“O seu time está preparado para bater metas?”, buzina a placa publicitária na rua João Negrão. Um homem de camiseta regatas carrega um botijão nas costas. Um guarda municipal mancha um amontoado de cobertores e trapos com sua sombra. Um apito soca o ar, uma van dá ré na vaga em frente à marquise ocre do prédio da Universidade Federal do Paraná.
A cidade quebra-se em cacos, eu os apanho como posso, puxado pelas pernas que me levam para a rodoferroviária. Têm uma meta, resgatar minha carteira de documentos na URBS, órgão responsável pelo transporte público de Curitiba. Não sabiam ainda, mas seu destino é um escritório exclusivo para atendimento a taxistas. E passageiros descuidados que largam objetos em seus veículos.
No mezanino da rodoferroviária, uma garganta de vidros e esquadrias cinza engolia o fim do corredor. Um punhado de gente se distribuía em frente a um guichê. No painel de vidro, cariado por cartazes e duréques soltos, avisavam: Agendamento pela internet. O povo ali resolvia pendências com o cartão transporte, sem o qual não vamos nem voltamos pela cidade nas linhas de ônibus locais. Nada de táxi. Meu guichê era outro.
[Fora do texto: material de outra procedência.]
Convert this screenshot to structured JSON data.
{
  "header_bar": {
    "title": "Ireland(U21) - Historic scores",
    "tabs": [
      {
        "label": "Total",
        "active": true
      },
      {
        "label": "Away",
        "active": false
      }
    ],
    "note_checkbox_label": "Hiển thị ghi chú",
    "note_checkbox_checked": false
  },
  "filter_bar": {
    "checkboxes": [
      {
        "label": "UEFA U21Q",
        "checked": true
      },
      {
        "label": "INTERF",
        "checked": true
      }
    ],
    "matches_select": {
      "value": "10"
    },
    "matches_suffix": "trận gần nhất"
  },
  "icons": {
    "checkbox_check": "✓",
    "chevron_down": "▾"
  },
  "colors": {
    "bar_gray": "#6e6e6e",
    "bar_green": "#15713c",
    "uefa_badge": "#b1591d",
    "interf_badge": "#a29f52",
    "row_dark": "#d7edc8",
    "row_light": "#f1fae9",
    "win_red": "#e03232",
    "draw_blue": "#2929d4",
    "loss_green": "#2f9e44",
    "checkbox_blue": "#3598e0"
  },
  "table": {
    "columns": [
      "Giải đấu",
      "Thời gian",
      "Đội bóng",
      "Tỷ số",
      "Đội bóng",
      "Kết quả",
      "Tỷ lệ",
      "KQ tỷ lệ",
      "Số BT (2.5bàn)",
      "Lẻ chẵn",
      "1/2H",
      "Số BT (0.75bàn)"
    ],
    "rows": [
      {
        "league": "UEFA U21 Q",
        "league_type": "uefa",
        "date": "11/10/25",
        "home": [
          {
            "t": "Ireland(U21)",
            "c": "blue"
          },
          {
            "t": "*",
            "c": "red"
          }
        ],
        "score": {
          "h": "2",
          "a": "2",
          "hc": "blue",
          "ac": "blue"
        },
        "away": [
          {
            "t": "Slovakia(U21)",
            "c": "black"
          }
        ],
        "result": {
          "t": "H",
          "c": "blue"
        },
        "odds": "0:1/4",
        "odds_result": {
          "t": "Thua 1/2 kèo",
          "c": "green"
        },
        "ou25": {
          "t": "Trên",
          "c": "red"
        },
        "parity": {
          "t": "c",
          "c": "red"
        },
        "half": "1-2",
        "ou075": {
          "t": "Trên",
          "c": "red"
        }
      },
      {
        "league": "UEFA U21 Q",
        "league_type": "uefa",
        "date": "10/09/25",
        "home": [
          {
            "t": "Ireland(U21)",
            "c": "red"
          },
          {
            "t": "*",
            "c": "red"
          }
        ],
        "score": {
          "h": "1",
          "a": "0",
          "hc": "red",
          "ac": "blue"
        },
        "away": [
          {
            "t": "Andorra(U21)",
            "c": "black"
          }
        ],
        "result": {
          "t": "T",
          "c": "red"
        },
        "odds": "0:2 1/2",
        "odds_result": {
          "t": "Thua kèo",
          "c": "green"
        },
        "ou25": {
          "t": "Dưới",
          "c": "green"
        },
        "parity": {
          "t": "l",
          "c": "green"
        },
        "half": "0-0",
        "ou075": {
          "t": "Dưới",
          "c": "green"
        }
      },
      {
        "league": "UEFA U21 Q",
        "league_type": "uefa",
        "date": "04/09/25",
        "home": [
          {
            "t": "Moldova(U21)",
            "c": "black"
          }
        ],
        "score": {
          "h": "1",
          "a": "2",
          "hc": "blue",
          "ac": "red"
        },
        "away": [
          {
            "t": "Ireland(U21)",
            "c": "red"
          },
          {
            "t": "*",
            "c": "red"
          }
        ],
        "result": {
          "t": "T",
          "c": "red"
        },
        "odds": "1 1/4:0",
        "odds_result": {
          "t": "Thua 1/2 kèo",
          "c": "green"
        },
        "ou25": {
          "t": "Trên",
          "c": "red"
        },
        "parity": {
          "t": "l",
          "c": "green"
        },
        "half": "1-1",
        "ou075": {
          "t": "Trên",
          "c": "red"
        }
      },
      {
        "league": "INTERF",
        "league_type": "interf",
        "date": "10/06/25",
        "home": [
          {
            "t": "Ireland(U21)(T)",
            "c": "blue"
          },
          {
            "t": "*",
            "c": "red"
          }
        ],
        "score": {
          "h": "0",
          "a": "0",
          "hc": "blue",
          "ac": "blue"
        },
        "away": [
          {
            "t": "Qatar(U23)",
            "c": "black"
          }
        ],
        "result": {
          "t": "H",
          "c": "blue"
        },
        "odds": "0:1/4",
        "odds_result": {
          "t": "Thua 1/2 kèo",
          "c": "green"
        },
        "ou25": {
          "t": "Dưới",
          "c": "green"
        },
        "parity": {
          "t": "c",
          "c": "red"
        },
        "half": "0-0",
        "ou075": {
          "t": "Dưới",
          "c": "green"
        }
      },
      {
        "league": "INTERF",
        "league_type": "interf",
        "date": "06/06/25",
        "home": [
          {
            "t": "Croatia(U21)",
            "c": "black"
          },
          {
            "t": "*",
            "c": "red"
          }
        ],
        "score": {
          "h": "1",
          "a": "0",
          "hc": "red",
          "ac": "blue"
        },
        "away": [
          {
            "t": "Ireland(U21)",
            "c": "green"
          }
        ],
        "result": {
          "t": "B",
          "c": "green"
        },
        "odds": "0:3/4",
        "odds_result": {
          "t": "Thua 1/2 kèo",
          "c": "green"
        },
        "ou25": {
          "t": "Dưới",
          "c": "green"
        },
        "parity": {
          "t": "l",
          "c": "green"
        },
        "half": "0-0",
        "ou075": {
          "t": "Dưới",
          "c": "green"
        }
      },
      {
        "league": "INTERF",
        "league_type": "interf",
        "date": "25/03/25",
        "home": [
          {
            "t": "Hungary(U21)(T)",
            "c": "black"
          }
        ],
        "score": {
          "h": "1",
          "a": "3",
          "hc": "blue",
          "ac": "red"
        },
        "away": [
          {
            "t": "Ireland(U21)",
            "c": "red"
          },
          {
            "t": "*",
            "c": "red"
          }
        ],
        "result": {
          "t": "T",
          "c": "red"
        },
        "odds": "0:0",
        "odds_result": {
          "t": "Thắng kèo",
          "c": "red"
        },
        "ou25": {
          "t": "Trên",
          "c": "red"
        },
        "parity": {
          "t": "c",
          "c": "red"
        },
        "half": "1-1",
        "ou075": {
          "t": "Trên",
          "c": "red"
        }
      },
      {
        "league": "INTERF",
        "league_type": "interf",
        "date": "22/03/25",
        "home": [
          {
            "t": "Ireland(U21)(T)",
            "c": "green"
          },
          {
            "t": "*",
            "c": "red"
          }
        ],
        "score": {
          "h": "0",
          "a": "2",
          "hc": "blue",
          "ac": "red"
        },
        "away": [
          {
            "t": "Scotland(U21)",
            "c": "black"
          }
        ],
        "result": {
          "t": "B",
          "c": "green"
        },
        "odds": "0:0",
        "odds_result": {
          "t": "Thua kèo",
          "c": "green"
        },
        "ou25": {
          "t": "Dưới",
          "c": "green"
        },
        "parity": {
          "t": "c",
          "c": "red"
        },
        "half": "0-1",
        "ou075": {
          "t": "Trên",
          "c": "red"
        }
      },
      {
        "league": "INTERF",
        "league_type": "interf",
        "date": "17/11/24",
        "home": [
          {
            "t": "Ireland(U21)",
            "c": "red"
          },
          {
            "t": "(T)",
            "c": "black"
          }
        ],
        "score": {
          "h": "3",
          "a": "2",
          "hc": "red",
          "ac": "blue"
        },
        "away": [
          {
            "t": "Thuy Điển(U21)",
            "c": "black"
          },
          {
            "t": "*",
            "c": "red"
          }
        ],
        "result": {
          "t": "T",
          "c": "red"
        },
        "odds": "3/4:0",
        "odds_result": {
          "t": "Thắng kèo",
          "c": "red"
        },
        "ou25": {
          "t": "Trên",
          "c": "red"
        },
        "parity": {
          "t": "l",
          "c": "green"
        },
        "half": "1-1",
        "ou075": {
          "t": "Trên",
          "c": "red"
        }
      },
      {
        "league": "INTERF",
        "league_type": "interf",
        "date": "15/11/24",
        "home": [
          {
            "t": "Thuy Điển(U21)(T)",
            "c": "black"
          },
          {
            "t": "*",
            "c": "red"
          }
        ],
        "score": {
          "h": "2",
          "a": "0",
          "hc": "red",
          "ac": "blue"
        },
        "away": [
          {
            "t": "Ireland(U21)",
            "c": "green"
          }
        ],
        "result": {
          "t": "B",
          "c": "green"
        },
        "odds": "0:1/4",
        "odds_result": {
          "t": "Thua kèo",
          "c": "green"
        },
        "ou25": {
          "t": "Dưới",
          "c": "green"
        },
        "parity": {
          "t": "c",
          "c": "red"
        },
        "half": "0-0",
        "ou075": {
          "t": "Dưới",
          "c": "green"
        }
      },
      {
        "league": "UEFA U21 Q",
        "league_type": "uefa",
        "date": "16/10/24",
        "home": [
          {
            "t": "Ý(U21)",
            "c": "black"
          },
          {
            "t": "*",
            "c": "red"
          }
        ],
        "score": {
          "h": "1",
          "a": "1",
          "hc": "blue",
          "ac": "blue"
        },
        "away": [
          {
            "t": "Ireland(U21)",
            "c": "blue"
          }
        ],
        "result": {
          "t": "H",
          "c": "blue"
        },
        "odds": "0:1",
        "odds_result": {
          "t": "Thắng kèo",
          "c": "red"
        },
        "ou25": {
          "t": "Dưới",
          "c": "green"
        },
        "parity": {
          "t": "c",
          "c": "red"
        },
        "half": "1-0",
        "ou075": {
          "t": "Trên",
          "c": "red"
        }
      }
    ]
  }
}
Duas perguntas mais tarde, cheguei. Porta fechada, placa de Aberto. Meus dedos bateram no retângulo envidraçado da porta. Um funcionário abriu, “Já vão te atender”. Cadeiras e guichês vazios. Ninguém. Biombos encardidos degolavam o espaço pelo meio, vozes metalizadas saltavam por cima deles. Nenhum computador no horizonte. O atendente veio. Cabelo pretíssimo grampeado nas laterais do crânio, camisa listrada puída dentro da calça de tergal. Me senti na década de 1980. Só faltou alguém entrar com um cigarro na boca. Falava de pé, fez algumas perguntas, não sabia bem o que fazer, transformou a devolução da carteira numa operação cartorial. Saí com ela e um papelucho xerocado, debuxado com três assinaturas mais a minha. Conheceu o lixo.
“Estacione e leve a chave”, alertou em redondilha maior a tabuleta na André de Barros. Um advogado passou ganindo charadas no celular — “Imune à glosa penal! imune à glosa penal!”. A frase mais batida das placas de rua, COMPRO CABELO, acotovelava-se com a OPEN HAIR, NADY MODAS, AFRO HAIR e ABALLE ELETRÔNICOS. Me deu saudades da CELLFIE do Pilarzinho, estabelecimento que alimenta os neologismos e a fome por acessórios eletrônicos do bairro onde moro. Mas tinha muito que caminhar, foi o que minhas pernas deram a entender com um tranco desamigável.
— O seu time está preparado para bater metas?, tive a impressão de ouvi-las dizer.